Trotz des Jacuzzi-Skandals werden die kommenden Tage wirklich sehr entspannt. Am ersten Abend, kurz nach Einbruch der Dämmerung hören wir allerdings etwas um unseren Camper herumschleichen. Zunächst schenke ich dem keine Beachtung. Wir sind ja auf dem Campingplatz, abgesperrt und alles zu. Vielleicht der Gärtner oder so. Das schleifende Geräusch wird immer intensiver. Jetzt sind wir neugierig und machen die bereits zugezogenen Fensterläden nochmals auf. Damit hätten wir im Leben nicht gerechnet: eine Wildschweinfamilie schleicht um unser Wohnmobil und sucht nach Fressbarem. Wir sind baff, und wie im Kino beobachten wir von oben das geschäftige Treiben der Paarhufer. Die Tiere sehen irgendwie ganz schön kräftig aus, ich glaube ich würde mich mit denen nicht anlegen. Aber sie scheinen recht friedlich zu sein. Wir bleiben trotzdem sicherheitshalber im Wohnmobil.
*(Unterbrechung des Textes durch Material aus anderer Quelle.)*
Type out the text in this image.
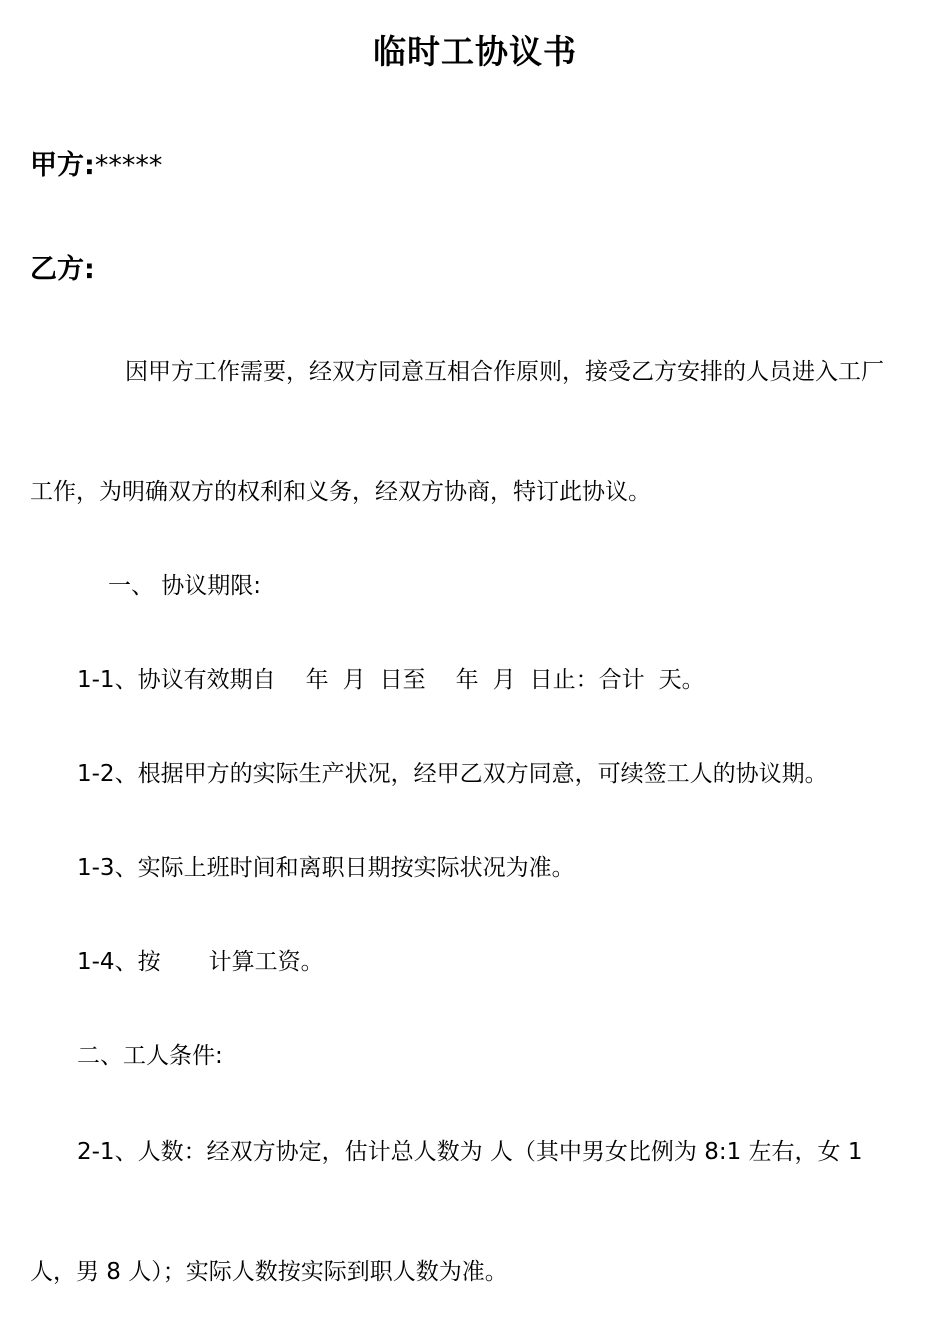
临时工协议书
甲方:*****
乙方:
因甲方工作需要，经双方同意互相合作原则，接受乙方安排的人员进入工厂
工作，为明确双方的权利和义务，经双方协商，特订此协议。
一、 协议期限:
1-1、协议有效期自 年 月 日至 年 月 日止：合计 天。
1-2、根据甲方的实际生产状况，经甲乙双方同意，可续签工人的协议期。
1-3、实际上班时间和离职日期按实际状况为准。
1-4、按 计算工资。
二、工人条件:
2-1、人数：经双方协定，估计总人数为 人（其中男女比例为 8:1 左右，女 1
人，男 8 人）；实际人数按实际到职人数为准。
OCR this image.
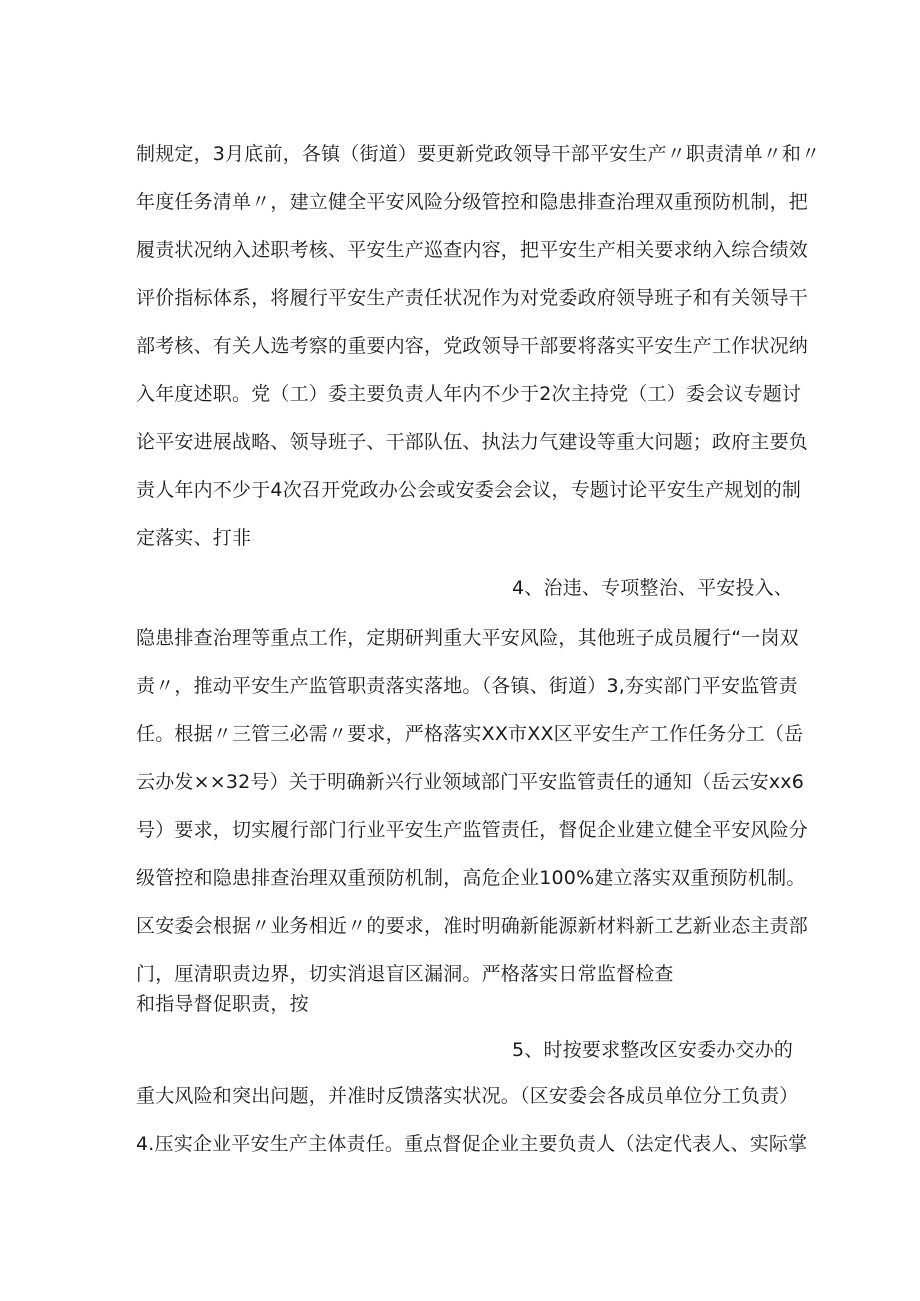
制规定，3月底前，各镇（街道）要更新党政领导干部平安生产〃职责清单〃和〃
年度任务清单〃，建立健全平安风险分级管控和隐患排查治理双重预防机制，把
履责状况纳入述职考核、平安生产巡查内容，把平安生产相关要求纳入综合绩效
评价指标体系，将履行平安生产责任状况作为对党委政府领导班子和有关领导干
部考核、有关人选考察的重要内容，党政领导干部要将落实平安生产工作状况纳
入年度述职。党（工）委主要负责人年内不少于2次主持党（工）委会议专题讨
论平安进展战略、领导班子、干部队伍、执法力气建设等重大问题；政府主要负
责人年内不少于4次召开党政办公会或安委会会议，专题讨论平安生产规划的制
定落实、打非
4、治违、专项整治、平安投入、
隐患排查治理等重点工作，定期研判重大平安风险，其他班子成员履行“一岗双
责〃，推动平安生产监管职责落实落地。（各镇、街道）3,夯实部门平安监管责
任。根据〃三管三必需〃要求，严格落实XX市XX区平安生产工作任务分工（岳
云办发××32号）关于明确新兴行业领域部门平安监管责任的通知（岳云安xx6
号）要求，切实履行部门行业平安生产监管责任，督促企业建立健全平安风险分
级管控和隐患排查治理双重预防机制，高危企业100%建立落实双重预防机制。
区安委会根据〃业务相近〃的要求，准时明确新能源新材料新工艺新业态主责部
门，厘清职责边界，切实消退盲区漏洞。严格落实日常监督检查
和指导督促职责，按
5、时按要求整改区安委办交办的
重大风险和突出问题，并准时反馈落实状况。（区安委会各成员单位分工负责）
4.压实企业平安生产主体责任。重点督促企业主要负责人（法定代表人、实际掌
Am nächsten Tag sammeln wir bei unserem Spaziergang so viele Eicheln, wie wir tragen können und verstreuen sie um unsere Frida herum. Die Hoffnung, dass die Familie abends nochmals auftaucht ist gross. Und tatsächlich, früher als angenommen geht das Geschnüffel und Gegrunze wieder los. Verstärkung ist auch dabei und wir zählen 13 Schweine, die den Boden an unserem Platz so sauber machen als wäre ein Laubsauger durchgerauscht. Unser Snack hat genau ihren Geschmack getroffen, und kaum etwas ist übriggeblieben.